I selected a few of these embeddings from an account I was familiar with and used Euclidean distance to find close embeddings. I noticed a few of the closest embeddings were from the same in-game name as well as some known alternate in-game names. I knew I was on to something.
I constructed a little game to more rigorously prove this out. I started by randomly selecting 20 embeddings for each in-game name. For each of those embeddings, I compared the distance with all the other embeddings, keeping the closest 100. I tallied the number of occurrences from each in-game name in those 2000 close embeddings. I reasoned that the higher an in-game name's tally was, the more likely it was that those two in-game names referred to the same player.
Plotting those counts yielded a half-normal distribution, meaning basic statistical outlier analysis should work well here; counts with a high z-score (number of standard deviations from the mean) should correlate with an increased chance that the two respective in-game names belong to the same player.

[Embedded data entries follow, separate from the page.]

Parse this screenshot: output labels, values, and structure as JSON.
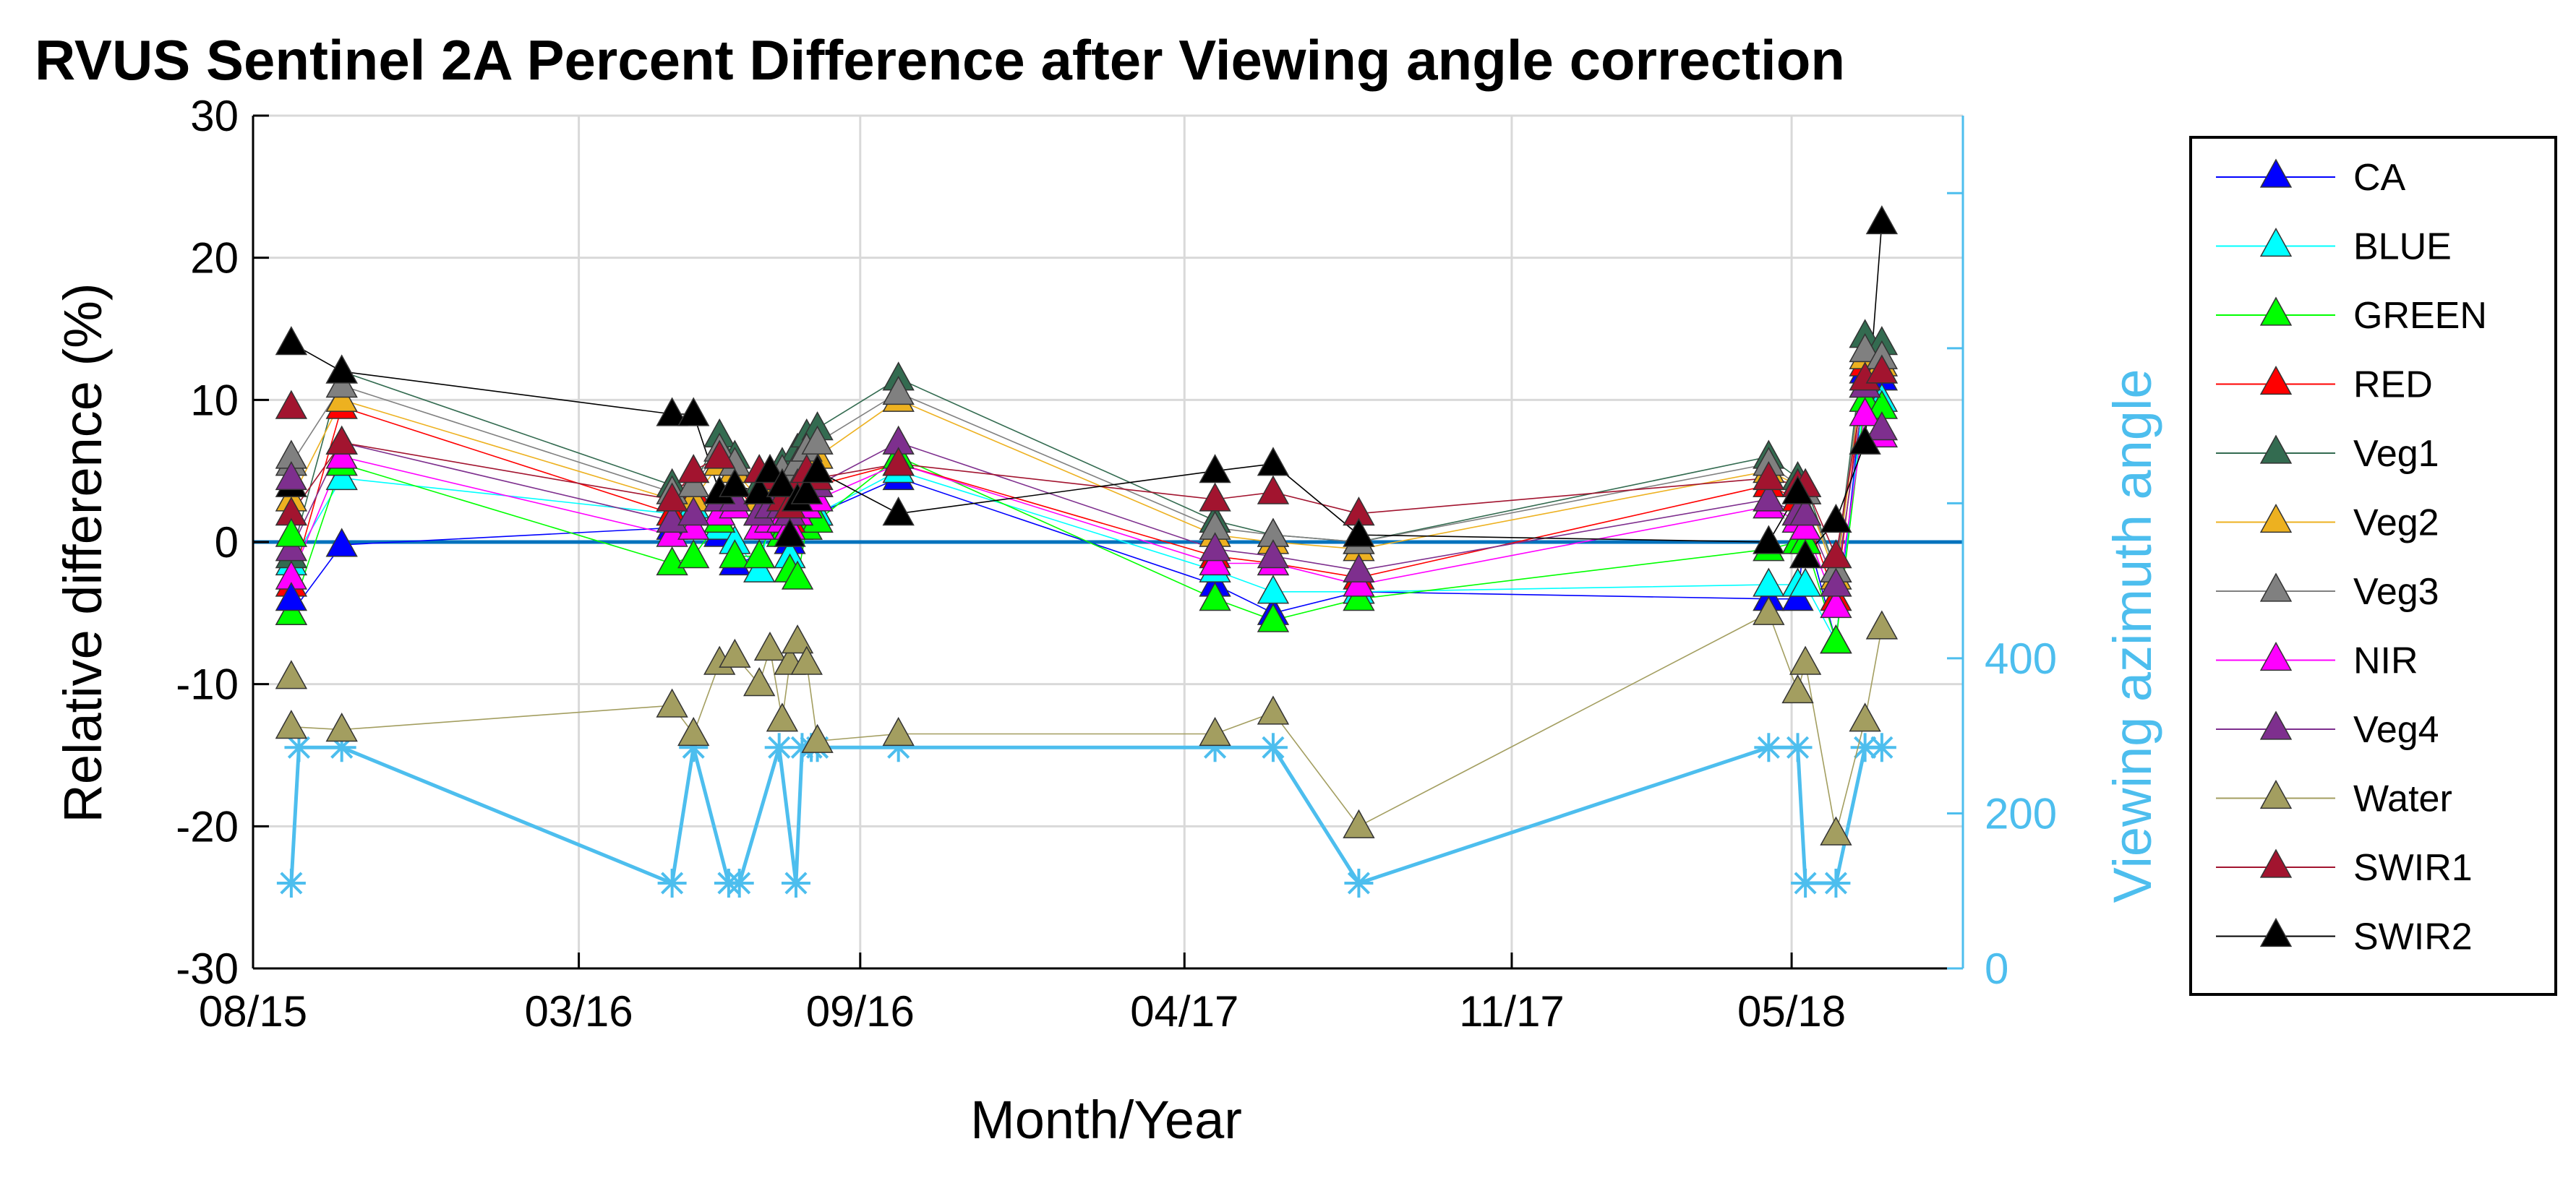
{
  "chart_data": {
    "type": "line",
    "title": "RVUS Sentinel 2A Percent Difference after Viewing angle correction",
    "xlabel": "Month/Year",
    "ylabel": "Relative difference (%)",
    "y2label": "Viewing azimuth angle",
    "xlim": [
      0,
      1118
    ],
    "ylim": [
      -30,
      30
    ],
    "y2lim": [
      0,
      1100
    ],
    "x_unit": "days since 2015-08-01",
    "x_ticks": [
      {
        "x": 0,
        "label": "08/15"
      },
      {
        "x": 213,
        "label": "03/16"
      },
      {
        "x": 397,
        "label": "09/16"
      },
      {
        "x": 609,
        "label": "04/17"
      },
      {
        "x": 823,
        "label": "11/17"
      },
      {
        "x": 1006,
        "label": "05/18"
      }
    ],
    "y_ticks": [
      -30,
      -20,
      -10,
      0,
      10,
      20,
      30
    ],
    "y2_ticks": [
      {
        "v": 0,
        "label": "0"
      },
      {
        "v": 200,
        "label": "200"
      },
      {
        "v": 400,
        "label": "400"
      },
      {
        "v": 600,
        "label": ""
      },
      {
        "v": 800,
        "label": ""
      },
      {
        "v": 1000,
        "label": ""
      }
    ],
    "grid": true,
    "zero_line": 0,
    "colors": {
      "zero_line": "#0072BD",
      "azimuth": "#4DBEEE",
      "axes": "#000000"
    },
    "dates": [
      25,
      58,
      274,
      288,
      305,
      315,
      331,
      338,
      346,
      351,
      356,
      362,
      369,
      422,
      629,
      667,
      723,
      991,
      1010,
      1015,
      1035,
      1054,
      1065
    ],
    "series": [
      {
        "name": "CA",
        "color": "#0000FF",
        "values": [
          -5,
          -0.2,
          1,
          2,
          0.5,
          -1.5,
          -1,
          1,
          1.5,
          0,
          1.5,
          2,
          2,
          4.5,
          -3,
          -5,
          -3.5,
          -4,
          -4,
          1,
          -7,
          12,
          11.5
        ]
      },
      {
        "name": "BLUE",
        "color": "#00FFFF",
        "values": [
          -1.5,
          4.5,
          2,
          2.5,
          1,
          0,
          -2,
          1.5,
          2,
          -1,
          1,
          2.5,
          2,
          5,
          -2,
          -3.5,
          -3.5,
          -3,
          -3,
          -3,
          -7,
          11,
          10
        ]
      },
      {
        "name": "GREEN",
        "color": "#00FF00",
        "values": [
          -5,
          5.5,
          -1.5,
          -1,
          1.5,
          -1,
          -1,
          1,
          0.5,
          -2,
          -2.5,
          1,
          1.5,
          6,
          -4,
          -5.5,
          -4,
          -0.5,
          0,
          0,
          -7,
          10,
          9.5
        ]
      },
      {
        "name": "RED",
        "color": "#FF0000",
        "values": [
          -3,
          9.5,
          2,
          3.5,
          3,
          4,
          2,
          3,
          2.5,
          1.5,
          3,
          3,
          4,
          5.5,
          -1,
          -1.5,
          -2.5,
          4,
          3,
          2,
          -4,
          12.5,
          12
        ]
      },
      {
        "name": "Veg1",
        "color": "#336B50",
        "values": [
          -1,
          12,
          4,
          4,
          7.5,
          6,
          4,
          5,
          5.5,
          5,
          6.5,
          7.5,
          8,
          11.5,
          1.5,
          0.5,
          0,
          6,
          4.5,
          4,
          -2,
          14.5,
          14
        ]
      },
      {
        "name": "Veg2",
        "color": "#EDB120",
        "values": [
          3,
          10,
          3,
          3,
          5.5,
          5,
          3,
          4,
          4.5,
          4,
          5,
          5.5,
          6,
          10,
          0.5,
          0,
          -0.5,
          5,
          4,
          3.5,
          -2.5,
          13,
          12.5
        ]
      },
      {
        "name": "Veg3",
        "color": "#808080",
        "values": [
          5.5,
          11,
          3.5,
          4,
          6.5,
          5.5,
          3.5,
          4.5,
          5,
          4.5,
          5.5,
          6.5,
          7,
          10.5,
          1,
          0.5,
          0,
          5.5,
          4,
          3.5,
          -2,
          13.5,
          13
        ]
      },
      {
        "name": "NIR",
        "color": "#FF00FF",
        "values": [
          -2.5,
          6,
          0.5,
          1,
          2,
          2.5,
          1,
          1.5,
          1.5,
          1,
          2,
          2.5,
          3,
          5.5,
          -1.5,
          -1.5,
          -3,
          2.5,
          1.5,
          1,
          -4.5,
          9,
          7.5
        ]
      },
      {
        "name": "Veg4",
        "color": "#7E2F8E",
        "values": [
          -0.5,
          7,
          1.5,
          2,
          3,
          3,
          2,
          2.5,
          2.5,
          2,
          3,
          3.5,
          4,
          7,
          -0.5,
          -1,
          -2,
          3,
          2,
          2,
          -3,
          11,
          8
        ]
      },
      {
        "name": "Water",
        "color": "#A39E60",
        "values": [
          -13,
          -13.2,
          -11.5,
          -13.5,
          -8.5,
          -8,
          -10,
          -7.5,
          -12.5,
          -8.5,
          -7,
          -8.5,
          -14,
          -13.5,
          -13.5,
          -12,
          -20,
          -5,
          -10.5,
          -8.5,
          -20.5,
          -12.5,
          -6
        ]
      },
      {
        "name": "SWIR1",
        "color": "#A2142F",
        "values": [
          2,
          7,
          3,
          5,
          6,
          4,
          5,
          4.5,
          3,
          2.5,
          4,
          5,
          4.5,
          5.5,
          3,
          3.5,
          2,
          4.5,
          4,
          4,
          -1,
          11.5,
          12
        ]
      },
      {
        "name": "SWIR2",
        "color": "#000000",
        "values": [
          14,
          12,
          9,
          9,
          3.5,
          4,
          3.5,
          5,
          4,
          0.5,
          3,
          3.5,
          5,
          2,
          5,
          5.5,
          0.5,
          0,
          3.5,
          -1,
          1.5,
          7,
          22.5
        ]
      }
    ],
    "extra_markers": [
      {
        "series": "CA",
        "x": 25,
        "y": -4
      },
      {
        "series": "GREEN",
        "x": 25,
        "y": 0.5
      },
      {
        "series": "SWIR2",
        "x": 25,
        "y": 4
      },
      {
        "series": "Water",
        "x": 25,
        "y": -9.5
      },
      {
        "series": "Veg3",
        "x": 25,
        "y": 6
      },
      {
        "series": "Veg4",
        "x": 25,
        "y": 4.5
      },
      {
        "series": "SWIR1",
        "x": 25,
        "y": 9.5
      }
    ],
    "azimuth_series": {
      "name": "Viewing azimuth angle",
      "marker": "asterisk",
      "x": [
        25,
        30,
        58,
        274,
        288,
        311,
        318,
        344,
        355,
        359,
        365,
        369,
        422,
        629,
        667,
        723,
        991,
        1010,
        1015,
        1035,
        1054,
        1065
      ],
      "values": [
        110,
        285,
        285,
        110,
        285,
        110,
        110,
        285,
        110,
        285,
        285,
        285,
        285,
        285,
        285,
        110,
        285,
        285,
        110,
        110,
        285,
        285
      ]
    },
    "legend": {
      "placement": "outside-right"
    }
  }
}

I evaluated the strength of this technique by noting the z-score of the in-game name being evaluated. In other words, if we have Name_1 to Name_200, what's the z-score of Name_1 specifically? Let's call this "Self Z-Score." According to my evaluation of the above technique, the mean Self Z-Score was around 7, which is fairly high. The Self Z-Score ranked consistently in the top 3 among thousands of other z-scores. This strongly indicates that the system works.
I used this information with cwal.gg's existing cluster information (i.e., known in-game name clusters using Battlenet IDs) to produce an output that contains the top 1000 players on the Broodwar ladder, their existing cwal.gg cluster information, along with predictions of related clusters based on the techniques above. I ignored any z-score under 3 as it's likely just noise. Any z-score in the 3-5 range I would classify as an "interesting possible connection," anything in the 5-7 range is "likely connected," and anything 7+ is "very likely connected," but these categories are purely an intuition.
This information is available here.
I experimented with smaller context sizes and reducing the dimensionality of the embeddings so I could perform faster evaluations, but the performance Self Z-Score metric was much worse. I also experimented with a different type of tokenization that only uses time delta tokens, hoping to create a more general rhythm-based identification technique. This resulted in a high Self Z-Score for a few players, but the average was much lower.
I also thought about using the embeddings in a classification task. This has some downsides, however. You can only predict a small number of classes/players. And it's difficult to associate labels to data that are known to only belong to one class; the training set must be very carefully curated to ensure the label on each example rightfully belongs to one class.
All in all, I think the method above works reasonably well, although I'm sure there is plenty of room for improvement. I didn't experiment with tokenization very much. I'd like to try different tokenization techniques that scrub more racial information. I'd also like to think of different evaluation functions, particularly ones that can be ran during training as a companion to loss. It'd also be better to calculate precision and recall at each z-score threshold. However, this is problematic for the same reasons described in the potential classification task above; it's not possible to calculate precision unless you have carefully curated the data and its labels.
I'd also like to use this information to locate exact mechanical characteristics that make a player unique. Maybe it's a certain style of hotkey spam, or army movement technique, etc. I could imagine all sorts of ways to use variable-length context to programmatically find these insights.
Finally, I'd also like to try this for SC2. The replay files there have IDs which should be globally unique, making any results generated inherently more accurate.